Midnight wedding1

I recall the following episode of my husband’s life, which happened in 1935. Once, at 11:00 o’clock at night, a woman visited us. After looking around to make sure no stranger was present, she addressed my husband in hushed tones:

“Rabbi, I have come to you from a distant city—its name I won’t tell you. In about an hour, at midnight, my daughter will be coming with a young man. They both hold such important positions that their coming here places them in true danger. After my entreaties and tears, they promised me to agree to a Jewish wedding ceremony, but only if you will officiate; under no circumstances will they do it with anyone else.”

At 12:00 o’clock, the two arrived, the daughter having covered her face so she would not be visible. I immediately led them both into my husband’s office so that no one should notice them.

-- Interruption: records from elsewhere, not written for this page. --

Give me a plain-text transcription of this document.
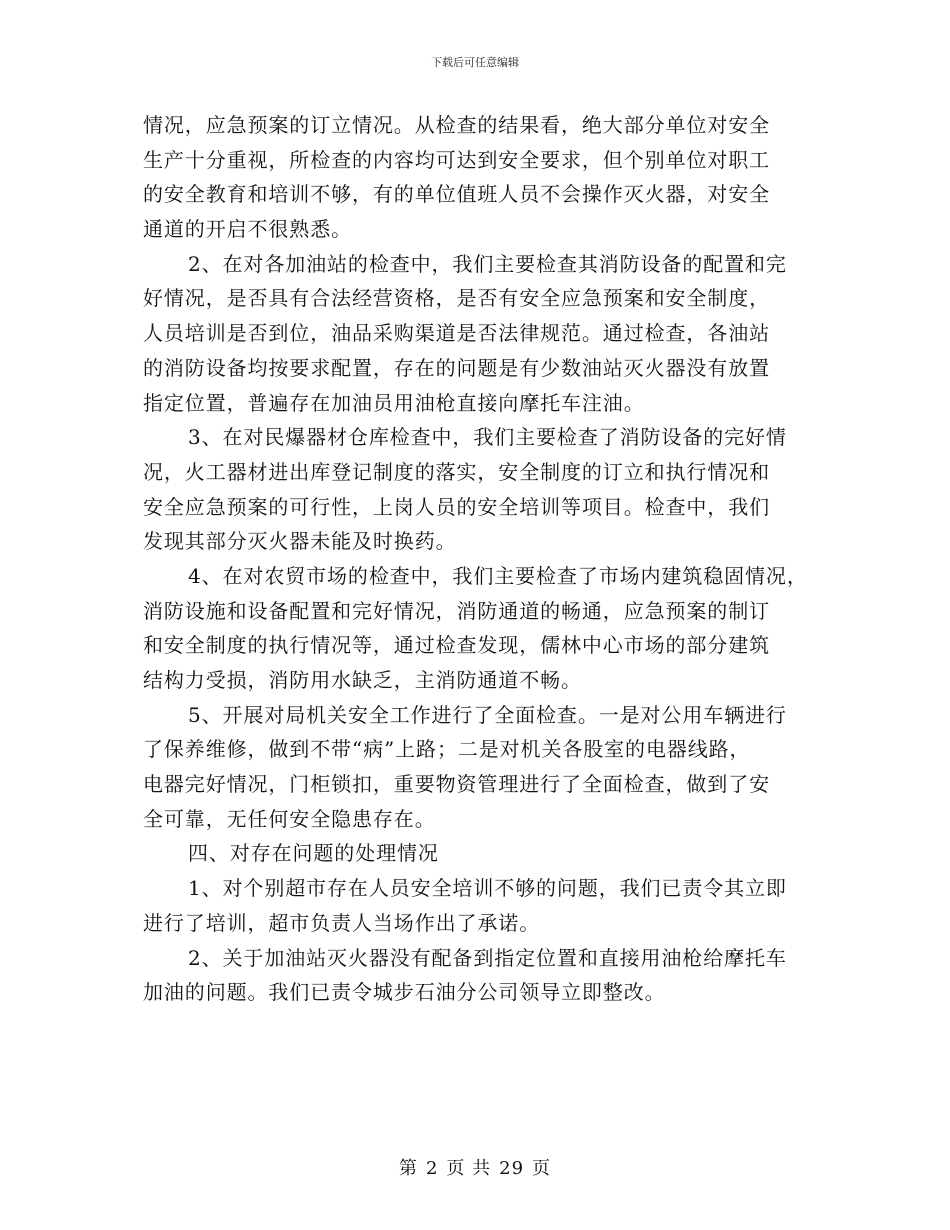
下载后可任意编辑
情况，应急预案的订立情况。从检查的结果看，绝大部分单位对安全
生产十分重视，所检查的内容均可达到安全要求，但个别单位对职工
的安全教育和培训不够，有的单位值班人员不会操作灭火器，对安全
通道的开启不很熟悉。
2、在对各加油站的检查中，我们主要检查其消防设备的配置和完
好情况，是否具有合法经营资格，是否有安全应急预案和安全制度，
人员培训是否到位，油品采购渠道是否法律规范。通过检查，各油站
的消防设备均按要求配置，存在的问题是有少数油站灭火器没有放置
指定位置，普遍存在加油员用油枪直接向摩托车注油。
3、在对民爆器材仓库检查中，我们主要检查了消防设备的完好情
况，火工器材进出库登记制度的落实，安全制度的订立和执行情况和
安全应急预案的可行性，上岗人员的安全培训等项目。检查中，我们
发现其部分灭火器未能及时换药。
4、在对农贸市场的检查中，我们主要检查了市场内建筑稳固情况，
消防设施和设备配置和完好情况，消防通道的畅通，应急预案的制订
和安全制度的执行情况等，通过检查发现，儒林中心市场的部分建筑
结构力受损，消防用水缺乏，主消防通道不畅。
5、开展对局机关安全工作进行了全面检查。一是对公用车辆进行
了保养维修，做到不带“病”上路；二是对机关各股室的电器线路，
电器完好情况，门柜锁扣，重要物资管理进行了全面检查，做到了安
全可靠，无任何安全隐患存在。
四、对存在问题的处理情况
1、对个别超市存在人员安全培训不够的问题，我们已责令其立即
进行了培训，超市负责人当场作出了承诺。
2、关于加油站灭火器没有配备到指定位置和直接用油枪给摩托车
加油的问题。我们已责令城步石油分公司领导立即整改。
第 2 页 共 29 页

It was at this point that my husband began his preparations. First, he insisted on having a minyan, without which he would not perform the wedding. Besides my husband and the groom, we needed eight more men who “would see but not be seen,” and trusted, one hundred percent, that they would not later inform on anyone.

Within half an hour, this was accomplished, except for a tenth man, who, as usual, was missing. My husband sent for the building supervisor, who was Jewish and belonged to the young generation.2 His official duties required him to watch our home to observe whether we had many visitors and whether the Rav was performing religious ceremonies!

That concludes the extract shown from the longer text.